Wednesday, June 22, 2016 9:27 PM
I was criticizing a Brexit supporter online today, telling him that it made more sense to remain in the Union and work for change from within, rather than turning away and making the problems bigger through greater fragmentation. I suggested that they ‘be leaders’.
It wasn’t until after I made the comment and logged off that I began to think about what I meant. At first I figured I was just projecting—isn’t that how we Americans feel, that we need to lead by example? Sure, we’ve lost sight of that, or at least our government has—preferring to lead by intimidation, diplomacy, and military intervention—but our ideal is that we lead the world forward by exemplifying how much better things can be if we all get on the civilization bus.
But in considering that, I realized that there’s a more ‘boots on the ground’ aspect to leadership.
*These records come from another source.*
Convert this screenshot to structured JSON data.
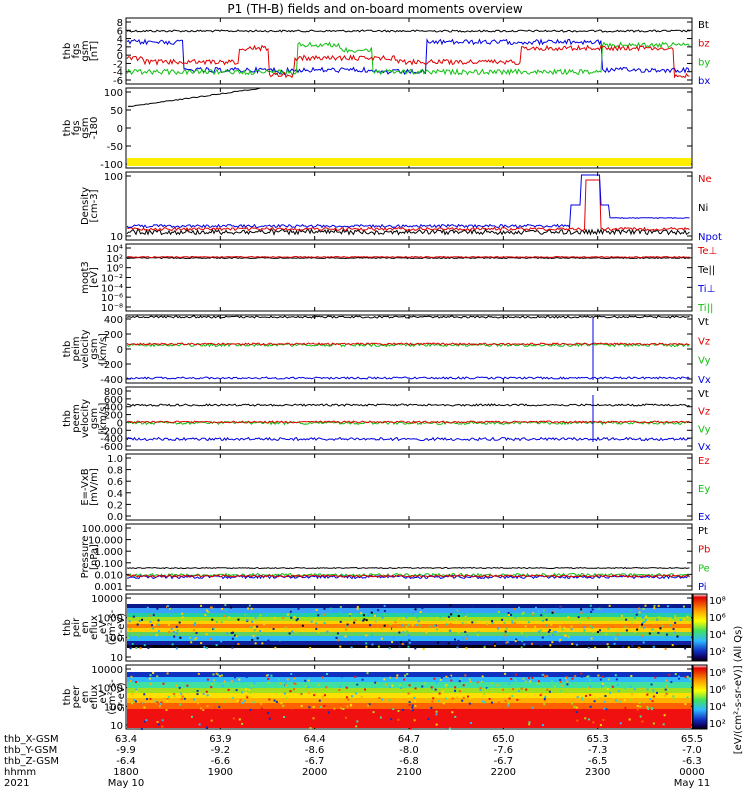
{
  "title": "P1 (TH-B) fields and on-board moments overview",
  "colors": {
    "black": "#000000",
    "red": "#e00000",
    "green": "#10c010",
    "blue": "#0000e0",
    "yellow": "#ffee00"
  },
  "chart_data": [
    {
      "type": "line",
      "ylabel": [
        "thb",
        "fgs",
        "gsm",
        "[nT]"
      ],
      "yticks": [
        "8",
        "6",
        "4",
        "2",
        "0",
        "-2",
        "-4",
        "-6"
      ],
      "ylim": [
        -7,
        9
      ],
      "series": [
        {
          "name": "Bt",
          "color": "red",
          "values": []
        },
        {
          "name": "bz",
          "color": "red"
        },
        {
          "name": "by",
          "color": "green"
        },
        {
          "name": "bx",
          "color": "blue"
        }
      ],
      "legend": [
        "Bt",
        "bz",
        "by",
        "bx"
      ]
    },
    {
      "type": "line",
      "ylabel": [
        "thb",
        "fgs",
        "gsm",
        "-180"
      ],
      "ylabel2": "[nT]",
      "yticks": [
        "100",
        "50",
        "0",
        "-50",
        "-100"
      ],
      "ylim": [
        -130,
        110
      ]
    },
    {
      "type": "line",
      "ylabel": [
        "Density",
        "[cm-3]"
      ],
      "yticks": [
        "100",
        "10"
      ],
      "legend": [
        "Ne",
        "Ni",
        "Npot"
      ]
    },
    {
      "type": "line",
      "ylabel": [
        "moqt3",
        "[eV]"
      ],
      "yticks": [
        "10⁴",
        "10²",
        "10⁰",
        "10⁻²",
        "10⁻⁴",
        "10⁻⁶",
        "10⁻⁸"
      ],
      "legend": [
        "Te⊥",
        "Te||",
        "Ti⊥",
        "Ti||"
      ]
    },
    {
      "type": "line",
      "ylabel": [
        "thb",
        "peim",
        "velocity",
        "gsm",
        "[km/s]"
      ],
      "yticks": [
        "400",
        "200",
        "0",
        "-200",
        "-400"
      ],
      "legend": [
        "Vt",
        "Vz",
        "Vy",
        "Vx"
      ]
    },
    {
      "type": "line",
      "ylabel": [
        "thb",
        "peem",
        "velocity",
        "gsm",
        "[km/s]"
      ],
      "yticks": [
        "800",
        "600",
        "400",
        "200",
        "0",
        "-200",
        "-400",
        "-600"
      ],
      "legend": [
        "Vt",
        "Vz",
        "Vy",
        "Vx"
      ]
    },
    {
      "type": "line",
      "ylabel": [
        "E=-VxB",
        "[mV/m]"
      ],
      "yticks": [
        "1.0",
        "0.8",
        "0.6",
        "0.4",
        "0.2",
        "0.0"
      ],
      "legend": [
        "Ez",
        "Ey",
        "Ex"
      ]
    },
    {
      "type": "line",
      "ylabel": [
        "Pressure",
        "[nPa]"
      ],
      "yticks": [
        "100.000",
        "10.000",
        "1.000",
        "0.100",
        "0.010",
        "0.001"
      ],
      "legend": [
        "Pt",
        "Pb",
        "Pe",
        "Pi"
      ]
    },
    {
      "type": "heatmap",
      "ylabel": [
        "thb",
        "peir",
        "en",
        "eflux",
        "eV",
        "(cm²-s-",
        "sr-eV)"
      ],
      "yticks": [
        "10000",
        "1000",
        "100",
        "10"
      ]
    },
    {
      "type": "heatmap",
      "ylabel": [
        "thb",
        "peer",
        "en",
        "eflux",
        "eV",
        "(cm²-s-",
        "sr-eV)"
      ],
      "yticks": [
        "10000",
        "1000",
        "100",
        "10"
      ]
    }
  ],
  "colorbar": {
    "ticks1": [
      "10⁸",
      "10⁶",
      "10⁴",
      "10²"
    ],
    "ticks2": [
      "10⁸",
      "10⁶",
      "10⁴",
      "10²"
    ],
    "label": "[eV/(cm²-s-sr-eV)] (All Qs)"
  },
  "xaxis": {
    "rowlabels": [
      "thb_X-GSM",
      "thb_Y-GSM",
      "thb_Z-GSM",
      "hhmm",
      "2021"
    ],
    "ticks": [
      {
        "r": "63.4",
        "x": "-9.9",
        "y": "-6.4",
        "hhmm": "1800",
        "d": "May 10"
      },
      {
        "r": "63.9",
        "x": "-9.2",
        "y": "-6.6",
        "hhmm": "1900",
        "d": ""
      },
      {
        "r": "64.4",
        "x": "-8.6",
        "y": "-6.7",
        "hhmm": "2000",
        "d": ""
      },
      {
        "r": "64.7",
        "x": "-8.0",
        "y": "-6.8",
        "hhmm": "2100",
        "d": ""
      },
      {
        "r": "65.0",
        "x": "-7.6",
        "y": "-6.7",
        "hhmm": "2200",
        "d": ""
      },
      {
        "r": "65.3",
        "x": "-7.3",
        "y": "-6.5",
        "hhmm": "2300",
        "d": ""
      },
      {
        "r": "65.5",
        "x": "-7.0",
        "y": "-6.3",
        "hhmm": "0000",
        "d": "May 11"
      }
    ]
  }
}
We see it in the extraordinary stranglehold the NRA has on gun control legislation—and even on CDC studies of gun violence. This tiny group of followers show up for every meeting, every hearing, every vote—while the other 97% of us quietly bemoan the problem as we stare at our TV screens.
But the gun control problem is just the worst-case example of how small groups of activists can jam up our legislative machinery. The other lobbyists do equally people-unfriendly things—giving breaks to corporations, cutting off compensation for those wronged by corporations, strangling important agencies of safety regulation, turning a blind eye to Wall Street excesses, closing women’s health care centers—the list is long and daunting. Rust never sleeps.
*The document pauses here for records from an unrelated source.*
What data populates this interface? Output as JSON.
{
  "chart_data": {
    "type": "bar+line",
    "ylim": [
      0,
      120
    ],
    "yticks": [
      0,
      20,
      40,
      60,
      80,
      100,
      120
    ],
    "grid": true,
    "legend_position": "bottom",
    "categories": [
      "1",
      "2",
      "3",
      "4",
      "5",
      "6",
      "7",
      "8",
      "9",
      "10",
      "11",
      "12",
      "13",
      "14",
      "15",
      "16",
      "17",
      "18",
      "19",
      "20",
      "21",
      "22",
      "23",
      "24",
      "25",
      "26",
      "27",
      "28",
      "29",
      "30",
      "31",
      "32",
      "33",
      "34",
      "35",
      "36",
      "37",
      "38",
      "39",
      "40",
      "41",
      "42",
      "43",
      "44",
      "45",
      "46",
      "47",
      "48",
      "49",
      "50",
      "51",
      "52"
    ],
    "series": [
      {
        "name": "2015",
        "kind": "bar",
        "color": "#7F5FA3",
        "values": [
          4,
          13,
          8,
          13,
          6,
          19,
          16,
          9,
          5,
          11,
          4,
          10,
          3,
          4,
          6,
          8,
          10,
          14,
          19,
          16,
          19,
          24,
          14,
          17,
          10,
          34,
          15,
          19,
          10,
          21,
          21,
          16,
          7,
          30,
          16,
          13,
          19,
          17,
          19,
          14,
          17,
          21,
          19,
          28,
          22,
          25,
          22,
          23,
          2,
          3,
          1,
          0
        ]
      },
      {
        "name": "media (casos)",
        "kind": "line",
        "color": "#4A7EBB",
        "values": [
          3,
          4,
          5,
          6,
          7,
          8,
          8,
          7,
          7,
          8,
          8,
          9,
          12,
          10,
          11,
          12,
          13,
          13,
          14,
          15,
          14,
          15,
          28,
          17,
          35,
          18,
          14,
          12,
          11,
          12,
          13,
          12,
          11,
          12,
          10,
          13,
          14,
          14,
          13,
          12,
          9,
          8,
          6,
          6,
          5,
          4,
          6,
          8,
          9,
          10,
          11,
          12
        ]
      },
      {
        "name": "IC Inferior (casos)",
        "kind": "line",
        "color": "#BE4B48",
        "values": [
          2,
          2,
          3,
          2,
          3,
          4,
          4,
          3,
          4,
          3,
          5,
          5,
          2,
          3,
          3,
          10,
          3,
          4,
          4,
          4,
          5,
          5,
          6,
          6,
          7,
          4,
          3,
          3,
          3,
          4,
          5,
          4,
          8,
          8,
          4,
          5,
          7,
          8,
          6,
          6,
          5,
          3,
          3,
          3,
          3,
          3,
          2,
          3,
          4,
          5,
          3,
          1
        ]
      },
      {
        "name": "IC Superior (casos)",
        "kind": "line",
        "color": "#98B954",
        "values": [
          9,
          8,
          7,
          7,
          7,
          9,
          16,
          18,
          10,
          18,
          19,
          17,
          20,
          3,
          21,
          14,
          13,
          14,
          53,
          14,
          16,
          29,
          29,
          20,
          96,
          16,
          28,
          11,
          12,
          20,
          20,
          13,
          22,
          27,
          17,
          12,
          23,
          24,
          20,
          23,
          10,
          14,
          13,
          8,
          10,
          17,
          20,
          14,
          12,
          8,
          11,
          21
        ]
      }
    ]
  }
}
And yet for most of us, the issue of politics boils down to ‘getting out the vote’. I think it’s clear now—voting is the first baby step. Voting only has real power when it is the end of our involvement, not the sole locus of our contact with it. When Bernie Sanders told his followers recently to run for office, he was saying something similar—just being a voter isn’t enough. There are dark forces out there—and they are doing much more than just voting every four years—they’re working all the time.
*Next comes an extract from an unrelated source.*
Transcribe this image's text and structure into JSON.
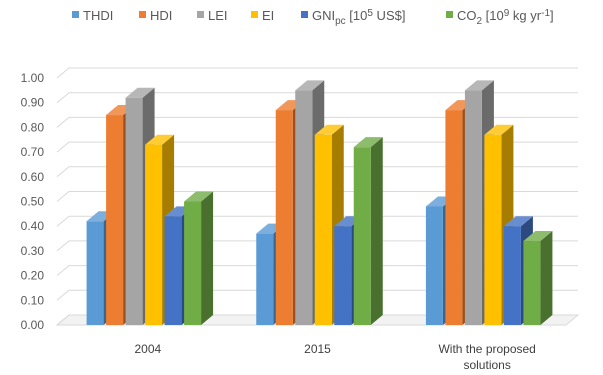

Leadership is involvement—involvement is leadership. The old analog process of town hall meetings may be passé. The NRA and other corporate lobbyists may have deep war chests. But if the Tunisians or the Egyptians, with nothing but the internet and some cell phones, can overthrow their governments, then we can certainly have some influence over our government, too. The only difference is the level of involvement. And if you think we are any less faced with demagoguery as an alternative, you haven’t been paying attention.